Invariably your stakeholder will list things like “feel good”, or “make money.” Cooper refers to these broad objectives as “life goals.” That’s okay at this point. If it’s believed that a persona will hav this goal in mind, make sure it’s captured here.
Identify interactions to design
Next we go from abstract to concrete, in essence, laying the blueprint for interaction design. In order to accomplish the goals that users have, they will need to take part in a number of high-level interactions—jot these down. Next to each goal that a user group has, specify the interactions that users will have take part in to drive them closer to that goal. Don’t worry if you repeat some; sometimes users do the same things for different reasons.
At this level, what you’re really defining are use cases. Wise Sage Wikipedia sayeth:
A use case in software engineering and systems engineering is a description of a system’s behavior as it responds to a request that originates from outside of that system. In other words, a use case describes “who” can do “what” with the system in question. The use case technique is used to capture a system’s behavioral requirements by detailing scenario-driven threads through the functional requirements.
Optionally, you may choose to create a separate spreadsheet orf each user group that to elaborates on that group’s use-cases. This can be especially useful if the information/system architecture of the application is complicated. If users have to “trek across” their portion of the system (for example, say that have to take part in a multi-step process) to get something done, elaborating how a user gets from “a to b” can really clarify how the system should function as a whole.
Final words
So there you have it. After 2-4 days worth of stakeholder interviews, what do you have to show for it? Our design strategy document is a patchwork of different thoughts, providing insight for a variety of different roles:
- Team members can see the application’s presumed user groups, perhaps doing research to validate underlying assumptions.

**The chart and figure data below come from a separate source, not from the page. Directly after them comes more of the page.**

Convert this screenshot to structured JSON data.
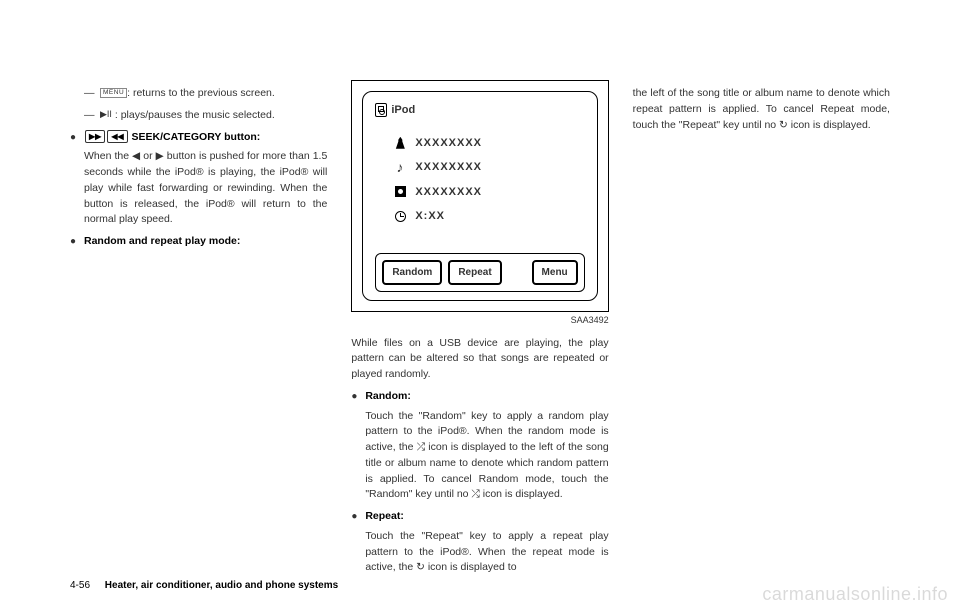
{
  "col1": {
    "dash1_pre": "",
    "dash1_glyph": "MENU",
    "dash1_post": ": returns to the previous screen.",
    "dash2_pre": "",
    "dash2_glyph": "▶II",
    "dash2_post": " : plays/pauses the music selected.",
    "bullet1_btn1": "▶▶",
    "bullet1_btn2": "◀◀",
    "bullet1_label": "SEEK/CATEGORY button:",
    "para1": "When the  ◀  or  ▶  button is pushed for more than 1.5 seconds while the iPod® is playing, the iPod® will play while fast forwarding or rewinding. When the button is released, the iPod® will return to the normal play speed.",
    "bullet2_label": "Random and repeat play mode:"
  },
  "screen": {
    "head": "iPod",
    "row1": "XXXXXXXX",
    "row2": "XXXXXXXX",
    "row3": "XXXXXXXX",
    "row4": "X:XX",
    "btn_random": "Random",
    "btn_repeat": "Repeat",
    "btn_menu": "Menu",
    "figlabel": "SAA3492"
  },
  "col2": {
    "intro": "While files on a USB device are playing, the play pattern can be altered so that songs are repeated or played randomly.",
    "bullet_random": "Random:",
    "para_random": "Touch the \"Random\" key to apply a random play pattern to the iPod®. When the random mode is active, the  ⤮  icon is displayed to the left of the song title or album name to denote which random pattern is applied. To cancel Random mode, touch the \"Random\" key until no  ⤮  icon is displayed.",
    "bullet_repeat": "Repeat:",
    "para_repeat": "Touch the \"Repeat\" key to apply a repeat play pattern to the iPod®. When the repeat mode is active, the  ↻  icon is displayed to"
  },
  "col3": {
    "para": "the left of the song title or album name to denote which repeat pattern is applied. To cancel Repeat mode, touch the \"Repeat\" key until no  ↻  icon is displayed."
  },
  "footer": {
    "page": "4-56",
    "section": "Heater, air conditioner, audio and phone systems"
  },
  "watermark": "carmanualsonline.info"
}
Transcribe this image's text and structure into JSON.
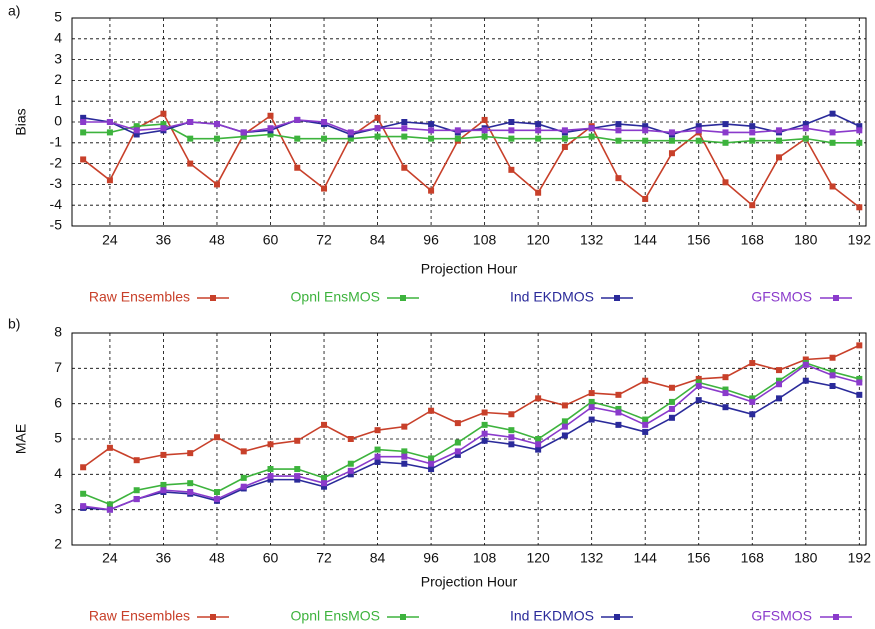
{
  "chart_data": [
    {
      "type": "line",
      "panel_label": "a)",
      "ylabel": "Bias",
      "xlabel": "Projection Hour",
      "x": [
        18,
        24,
        30,
        36,
        42,
        48,
        54,
        60,
        66,
        72,
        78,
        84,
        90,
        96,
        102,
        108,
        114,
        120,
        126,
        132,
        138,
        144,
        150,
        156,
        162,
        168,
        174,
        180,
        186,
        192
      ],
      "xlim": [
        15.5,
        193.5
      ],
      "xticks": [
        24,
        36,
        48,
        60,
        72,
        84,
        96,
        108,
        120,
        132,
        144,
        156,
        168,
        180,
        192
      ],
      "ylim": [
        -5,
        5
      ],
      "yticks": [
        -5,
        -4,
        -3,
        -2,
        -1,
        0,
        1,
        2,
        3,
        4,
        5
      ],
      "grid": true,
      "series": [
        {
          "name": "Raw Ensembles",
          "color": "#c8402a",
          "values": [
            -1.8,
            -2.8,
            -0.3,
            0.4,
            -2.0,
            -3.0,
            -0.6,
            0.3,
            -2.2,
            -3.2,
            -0.7,
            0.2,
            -2.2,
            -3.3,
            -0.9,
            0.1,
            -2.3,
            -3.4,
            -1.2,
            -0.2,
            -2.7,
            -3.7,
            -1.5,
            -0.5,
            -2.9,
            -4.0,
            -1.7,
            -0.8,
            -3.1,
            -4.1
          ]
        },
        {
          "name": "Opnl EnsMOS",
          "color": "#3db33d",
          "values": [
            -0.5,
            -0.5,
            -0.2,
            -0.1,
            -0.8,
            -0.8,
            -0.7,
            -0.6,
            -0.8,
            -0.8,
            -0.8,
            -0.7,
            -0.7,
            -0.8,
            -0.8,
            -0.7,
            -0.8,
            -0.8,
            -0.8,
            -0.7,
            -0.9,
            -0.9,
            -0.9,
            -0.9,
            -1.0,
            -0.9,
            -0.9,
            -0.8,
            -1.0,
            -1.0
          ]
        },
        {
          "name": "Ind EKDMOS",
          "color": "#2a2a9a",
          "values": [
            0.2,
            0.0,
            -0.6,
            -0.4,
            0.0,
            -0.1,
            -0.5,
            -0.4,
            0.1,
            -0.1,
            -0.6,
            -0.3,
            0.0,
            -0.1,
            -0.5,
            -0.3,
            0.0,
            -0.1,
            -0.5,
            -0.3,
            -0.1,
            -0.2,
            -0.6,
            -0.2,
            -0.1,
            -0.2,
            -0.5,
            -0.1,
            0.4,
            -0.2
          ]
        },
        {
          "name": "GFSMOS",
          "color": "#8a3acb",
          "values": [
            0.0,
            0.0,
            -0.4,
            -0.3,
            0.0,
            -0.1,
            -0.5,
            -0.3,
            0.1,
            0.0,
            -0.5,
            -0.3,
            -0.3,
            -0.4,
            -0.4,
            -0.4,
            -0.4,
            -0.4,
            -0.4,
            -0.3,
            -0.4,
            -0.4,
            -0.5,
            -0.4,
            -0.5,
            -0.5,
            -0.4,
            -0.3,
            -0.5,
            -0.4
          ]
        }
      ]
    },
    {
      "type": "line",
      "panel_label": "b)",
      "ylabel": "MAE",
      "xlabel": "Projection Hour",
      "x": [
        18,
        24,
        30,
        36,
        42,
        48,
        54,
        60,
        66,
        72,
        78,
        84,
        90,
        96,
        102,
        108,
        114,
        120,
        126,
        132,
        138,
        144,
        150,
        156,
        162,
        168,
        174,
        180,
        186,
        192
      ],
      "xlim": [
        15.5,
        193.5
      ],
      "xticks": [
        24,
        36,
        48,
        60,
        72,
        84,
        96,
        108,
        120,
        132,
        144,
        156,
        168,
        180,
        192
      ],
      "ylim": [
        2,
        8
      ],
      "yticks": [
        2,
        3,
        4,
        5,
        6,
        7,
        8
      ],
      "grid": true,
      "series": [
        {
          "name": "Raw Ensembles",
          "color": "#c8402a",
          "values": [
            4.2,
            4.75,
            4.4,
            4.55,
            4.6,
            5.05,
            4.65,
            4.85,
            4.95,
            5.4,
            5.0,
            5.25,
            5.35,
            5.8,
            5.45,
            5.75,
            5.7,
            6.15,
            5.95,
            6.3,
            6.25,
            6.65,
            6.45,
            6.7,
            6.75,
            7.15,
            6.95,
            7.25,
            7.3,
            7.65
          ]
        },
        {
          "name": "Opnl EnsMOS",
          "color": "#3db33d",
          "values": [
            3.45,
            3.15,
            3.55,
            3.7,
            3.75,
            3.5,
            3.9,
            4.15,
            4.15,
            3.9,
            4.3,
            4.7,
            4.65,
            4.45,
            4.9,
            5.4,
            5.25,
            5.0,
            5.5,
            6.05,
            5.85,
            5.55,
            6.05,
            6.6,
            6.4,
            6.15,
            6.65,
            7.15,
            6.9,
            6.7
          ]
        },
        {
          "name": "Ind EKDMOS",
          "color": "#2a2a9a",
          "values": [
            3.05,
            3.0,
            3.3,
            3.5,
            3.45,
            3.25,
            3.6,
            3.85,
            3.85,
            3.65,
            4.0,
            4.35,
            4.3,
            4.15,
            4.55,
            4.95,
            4.85,
            4.7,
            5.1,
            5.55,
            5.4,
            5.2,
            5.6,
            6.1,
            5.9,
            5.7,
            6.15,
            6.65,
            6.5,
            6.25
          ]
        },
        {
          "name": "GFSMOS",
          "color": "#8a3acb",
          "values": [
            3.1,
            3.0,
            3.3,
            3.55,
            3.5,
            3.3,
            3.65,
            3.95,
            3.95,
            3.75,
            4.1,
            4.5,
            4.5,
            4.3,
            4.65,
            5.15,
            5.05,
            4.85,
            5.35,
            5.9,
            5.75,
            5.4,
            5.85,
            6.5,
            6.3,
            6.05,
            6.55,
            7.1,
            6.8,
            6.6
          ]
        }
      ]
    }
  ]
}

- Interaction designers, information architects, etc. can begin wireframing the major interactions in the system to get an idea of what kinds of UIs will facilitate the desired interactions.
- Stakeholders & project managers can get a high-level view of what the application does and what interactions will need to be built to make that happen.

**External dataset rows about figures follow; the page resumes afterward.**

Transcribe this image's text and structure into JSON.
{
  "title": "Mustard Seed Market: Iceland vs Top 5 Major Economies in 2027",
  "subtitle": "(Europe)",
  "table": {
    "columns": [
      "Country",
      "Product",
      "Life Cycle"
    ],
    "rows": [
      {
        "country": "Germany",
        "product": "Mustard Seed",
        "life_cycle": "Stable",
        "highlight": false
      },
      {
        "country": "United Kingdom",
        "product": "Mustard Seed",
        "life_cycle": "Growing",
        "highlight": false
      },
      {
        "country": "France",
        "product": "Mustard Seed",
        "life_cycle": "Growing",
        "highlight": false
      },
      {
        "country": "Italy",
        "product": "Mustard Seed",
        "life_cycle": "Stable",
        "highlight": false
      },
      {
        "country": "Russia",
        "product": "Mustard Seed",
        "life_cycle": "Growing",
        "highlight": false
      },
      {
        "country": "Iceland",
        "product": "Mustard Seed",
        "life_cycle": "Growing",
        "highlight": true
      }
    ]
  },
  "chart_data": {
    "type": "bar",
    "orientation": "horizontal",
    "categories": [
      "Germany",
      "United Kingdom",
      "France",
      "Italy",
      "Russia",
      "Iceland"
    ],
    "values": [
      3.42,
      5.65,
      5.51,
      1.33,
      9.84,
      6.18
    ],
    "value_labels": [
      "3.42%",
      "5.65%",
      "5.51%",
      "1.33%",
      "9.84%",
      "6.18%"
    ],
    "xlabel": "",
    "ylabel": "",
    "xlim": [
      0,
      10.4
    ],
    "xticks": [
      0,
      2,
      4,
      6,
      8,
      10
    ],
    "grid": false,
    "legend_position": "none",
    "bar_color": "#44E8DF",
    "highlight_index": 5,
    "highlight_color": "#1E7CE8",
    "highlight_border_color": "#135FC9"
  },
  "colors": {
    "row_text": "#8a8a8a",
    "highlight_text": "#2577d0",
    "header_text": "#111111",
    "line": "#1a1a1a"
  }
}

In addition to jumpstarting the roles of your colleagues, a design strategy document brings structure to your design process. Done correctly, it manifests a a unified thought process across your projects’ handoff points.
Each interaction that your designers are called upon to create can be shown to directly drive a user towards a valuable goal—something that can’t be said for the broad goals themselves. Said another way, we can’t say that an application makes people “feel more social,” but we can say that, as a collection, a group of interactions drives a user towards that sensation.
Design strategy helps remove the “fog” clouding the path towards user goals. And as farfetched as it might seem, sometimes a spreadsheet of goals and interactions is the most effective thing we can do to prove the value of design.